Germany’s Chancellor Friedrich Merz has said it was “a serious strategic mistake” for the country to have shut down its nuclear power plants. Speaking at a business conference in Saxony-Anhalt, Chancellor Merz said: “We're now making the most expensive energy transition in the entire world. I don't know of a second country that makes it as difficult and as expensive for itself as Germany does.”
Meta announced deals with three companies – Vistra, Oklo and TerraPower – to support up to 6.6 GW of new and existing nuclear generation. The deals follow a request for proposals for new nuclear capacity, announced in 2024. The deals with Oklo and TerraPower will support the development of advanced nuclear technologies, potentially bringing the first new reactors online by 2030.
The deal with Vistra involves buying power from two existing nuclear plants in Ohio under 20-year agreements, and supporting uprates to add additional capacity at those two plants and one other.
The first graphite mine in the US for decades has started production in New York state.
The US Department of Energy and NASA are working to develop a new nuclear reactor for use on the Moon and Mars. The goal is to have a fission surface power system in operation on the Moon by 2030.
Other views
Is Greenland Venezuela 2.0? – Simon Flowers and Gavin Thompson
Nuclear: 5 things to look for in 2026 – Zoé Sulmont and Prakash Sharma
Global upstream M&A: 4 things to look for in 2026 – Greig Aitken and Scott Walker
Permitting certainty is a bigger problem than wind farms – Elizabeth McCarthy and Marc Levitt
Trump’s surprising win for the climate – Ted Nordhaus
They’re coming for our data centers – Peter Huntsman
Quote of the week
“If you talk to most of these oil companies, they’ll give you a range between 60 and 70 dollars a barrel is where they need to actually be profitable. However, if we can bring stability in the regulatory environment, bring down the regulatory cost of entry into drilling and delivering the product to the market, that price can easily slip from $60, let’s say on the low end, down to $45. But we need to do it not just through executive orders; it needs to be done through permit reform. Which is why myself and several senators on both sides of the aisle, and representatives, are working on doing that.”

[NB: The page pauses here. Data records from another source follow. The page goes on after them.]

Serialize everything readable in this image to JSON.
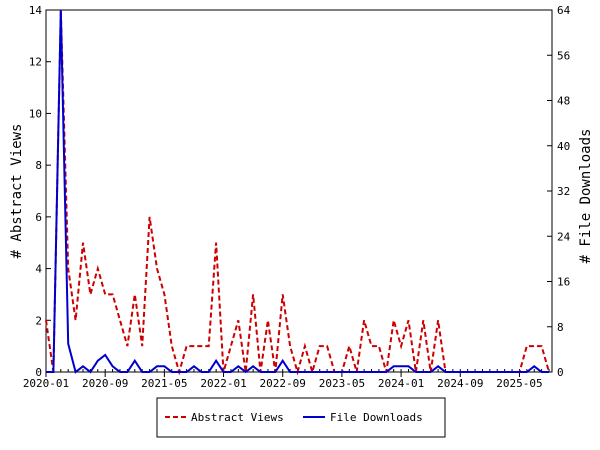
{
  "chart_data": {
    "type": "line",
    "title": "",
    "xlabel": "",
    "ylabel": "# Abstract Views",
    "y2label": "# File Downloads",
    "ylim": [
      0,
      14
    ],
    "y2lim": [
      0,
      64
    ],
    "yticks": [
      0,
      2,
      4,
      6,
      8,
      10,
      12,
      14
    ],
    "y2ticks": [
      0,
      8,
      16,
      24,
      32,
      40,
      48,
      56,
      64
    ],
    "x_unit": "month index since 2020-01",
    "xlim": [
      0,
      68.4
    ],
    "xticks": [
      {
        "label": "2020-01",
        "month": 0
      },
      {
        "label": "2020-09",
        "month": 8
      },
      {
        "label": "2021-05",
        "month": 16
      },
      {
        "label": "2022-01",
        "month": 24
      },
      {
        "label": "2022-09",
        "month": 32
      },
      {
        "label": "2023-05",
        "month": 40
      },
      {
        "label": "2024-01",
        "month": 48
      },
      {
        "label": "2024-09",
        "month": 56
      },
      {
        "label": "2025-05",
        "month": 64
      }
    ],
    "grid": false,
    "legend_position": "bottom-center",
    "series": [
      {
        "name": "Abstract Views",
        "axis": "left",
        "color": "#cc0000",
        "style": "dashed",
        "values": [
          2,
          0,
          14,
          4,
          2,
          5,
          3,
          4,
          3,
          3,
          2,
          1,
          3,
          1,
          6,
          4,
          3,
          1,
          0,
          1,
          1,
          1,
          1,
          5,
          0,
          1,
          2,
          0,
          3,
          0,
          2,
          0,
          3,
          1,
          0,
          1,
          0,
          1,
          1,
          0,
          0,
          1,
          0,
          2,
          1,
          1,
          0,
          2,
          1,
          2,
          0,
          2,
          0,
          2,
          0,
          0,
          0,
          0,
          0,
          0,
          0,
          0,
          0,
          0,
          0,
          1,
          1,
          1,
          0
        ]
      },
      {
        "name": "File Downloads",
        "axis": "right",
        "color": "#0000cc",
        "style": "solid",
        "values": [
          0,
          0,
          64,
          5,
          0,
          1,
          0,
          2,
          3,
          1,
          0,
          0,
          2,
          0,
          0,
          1,
          1,
          0,
          0,
          0,
          1,
          0,
          0,
          2,
          0,
          0,
          1,
          0,
          1,
          0,
          0,
          0,
          2,
          0,
          0,
          0,
          0,
          0,
          0,
          0,
          0,
          0,
          0,
          0,
          0,
          0,
          0,
          1,
          1,
          1,
          0,
          0,
          0,
          1,
          0,
          0,
          0,
          0,
          0,
          0,
          0,
          0,
          0,
          0,
          0,
          0,
          1,
          0,
          0
        ]
      }
    ]
  }
}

Senator Markwayne Mullin, a Republican from Oklahoma, gave an interview to CNBC and made the case for permitting reform legislation to help the US oil industry survive at lower oil prices. President Trump said this week he would be “pleased” to see oil at US$53 a barrel.
Chart of the week
This is a graphic from Wood Mackenzie’s storage analysts Anna Darmani and Allison Weis, showing global installations of new energy storage capacity last year. The numbers are remarkable. Total installations were 46% higher last year than in 2024, with 55% of that capacity added in China, almost three times as much as in the US.